Activist investor DOMA Perpetual Capital Management has launched a public campaign against Pacira BioSciences (PCRX), citing the stock’s 64% five-year decline and urging the company to explore a sale. DOMA, which holds a 7.5% stake in the drugmaker, nominated three directors to the board ahead of a shareholder vote.
"Why would shareholders vote to continue this unrelenting lack of total return?" DOMA asked in a public letter to Pacira shareholders, highlighting years of what it called "gross and persistent underperformance" while management collected tens of millions of dollars in compensation.
The activist laid out a series of negative returns, noting the stock has fallen 11% year-to-date, 28% since Frank Lee became CEO in January 2024, and 64% over the past five years. In contrast, DOMA stated its nominees would have a single guiding principle: "to do what is best for all of the Company's shareholders."

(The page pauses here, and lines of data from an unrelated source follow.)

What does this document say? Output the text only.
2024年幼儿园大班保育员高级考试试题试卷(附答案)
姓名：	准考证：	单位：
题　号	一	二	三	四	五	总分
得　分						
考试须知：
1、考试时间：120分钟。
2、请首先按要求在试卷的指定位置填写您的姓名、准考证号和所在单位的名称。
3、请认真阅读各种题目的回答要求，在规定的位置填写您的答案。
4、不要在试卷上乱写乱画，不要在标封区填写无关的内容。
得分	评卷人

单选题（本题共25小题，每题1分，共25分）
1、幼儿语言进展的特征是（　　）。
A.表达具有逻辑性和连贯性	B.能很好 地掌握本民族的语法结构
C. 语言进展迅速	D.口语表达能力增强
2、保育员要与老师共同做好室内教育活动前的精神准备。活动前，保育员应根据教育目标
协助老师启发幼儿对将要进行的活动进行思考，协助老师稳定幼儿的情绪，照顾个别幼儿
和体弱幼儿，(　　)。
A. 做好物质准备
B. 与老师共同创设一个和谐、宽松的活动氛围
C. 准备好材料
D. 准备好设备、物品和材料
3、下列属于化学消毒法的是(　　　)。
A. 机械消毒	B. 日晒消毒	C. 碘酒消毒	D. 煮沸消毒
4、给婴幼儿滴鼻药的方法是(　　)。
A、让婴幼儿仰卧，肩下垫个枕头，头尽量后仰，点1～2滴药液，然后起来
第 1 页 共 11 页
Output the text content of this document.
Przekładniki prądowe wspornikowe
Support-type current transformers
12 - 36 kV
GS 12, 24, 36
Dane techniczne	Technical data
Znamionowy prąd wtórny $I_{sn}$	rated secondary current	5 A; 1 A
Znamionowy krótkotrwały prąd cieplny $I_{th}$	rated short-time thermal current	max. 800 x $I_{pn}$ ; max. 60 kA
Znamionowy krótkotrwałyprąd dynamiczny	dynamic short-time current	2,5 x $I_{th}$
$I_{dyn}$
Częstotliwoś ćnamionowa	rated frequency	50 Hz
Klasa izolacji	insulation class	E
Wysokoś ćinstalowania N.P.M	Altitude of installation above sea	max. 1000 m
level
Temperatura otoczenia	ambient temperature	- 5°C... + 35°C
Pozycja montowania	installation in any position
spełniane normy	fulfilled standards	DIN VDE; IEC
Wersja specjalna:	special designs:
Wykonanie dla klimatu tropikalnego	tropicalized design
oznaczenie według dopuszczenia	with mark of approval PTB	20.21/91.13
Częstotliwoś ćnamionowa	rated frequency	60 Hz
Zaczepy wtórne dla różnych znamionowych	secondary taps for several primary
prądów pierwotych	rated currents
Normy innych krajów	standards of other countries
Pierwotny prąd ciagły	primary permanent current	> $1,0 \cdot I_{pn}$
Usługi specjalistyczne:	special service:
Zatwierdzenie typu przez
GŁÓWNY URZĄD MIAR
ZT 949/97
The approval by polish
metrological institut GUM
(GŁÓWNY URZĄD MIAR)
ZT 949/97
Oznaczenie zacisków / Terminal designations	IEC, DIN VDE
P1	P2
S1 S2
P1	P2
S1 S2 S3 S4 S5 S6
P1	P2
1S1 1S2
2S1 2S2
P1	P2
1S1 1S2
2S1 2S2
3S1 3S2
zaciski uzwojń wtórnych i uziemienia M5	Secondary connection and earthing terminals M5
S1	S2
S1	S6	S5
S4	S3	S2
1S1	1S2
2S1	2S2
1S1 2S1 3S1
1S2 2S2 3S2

The dispute centers on Pacira's core asset, the non-opioid pain treatment EXPAREL, which accounts for over 80% of the company's business. DOMA argues the board has failed to manage the risk of patent challenges, calling the situation "gross negligence." The activist pointed to an August 2024 court decision that invalidated a key patent and a subsequent settlement that allows for generic entry, arguing the board is now betting the company's future on a new round of litigation without a contingency plan.
A Sale as the ‘Safest Path’
DOMA dismissed Pacira's "5x30 plan" as an "illogical and financially unsound strategy" that fails to address the immediate legal risks. Instead of pursuing what it calls "bet the farm" litigation, DOMA is pushing for a board-supervised process to explore strategic alternatives, including a sale. The fund argues a larger company with more resources could better defend EXPAREL's patents and expand its market reach.
The activist fund is seeking to install its three nominees—Christopher Dennis, MD, Oliver Benton "Ben" Curtis III, and Eric de Armas—at the company's annual meeting on June 9, 2026. In a letter, Dr. Dennis and Mr. Curtis defended their qualifications, arguing their respective experience in addiction medicine and regulatory law are directly relevant to Pacira's challenges. They pushed back on the board's characterization of their strategy as a "fire sale," stating a board's duty is to "test every credible path to value."
The escalating proxy battle creates significant uncertainty for investors. The outcome of the June 9 shareholder vote will determine whether Pacira continues with its current strategy under existing leadership or is forced to consider a sale as demanded by its activist shareholder.
This article is for informational purposes only and does not constitute investment advice.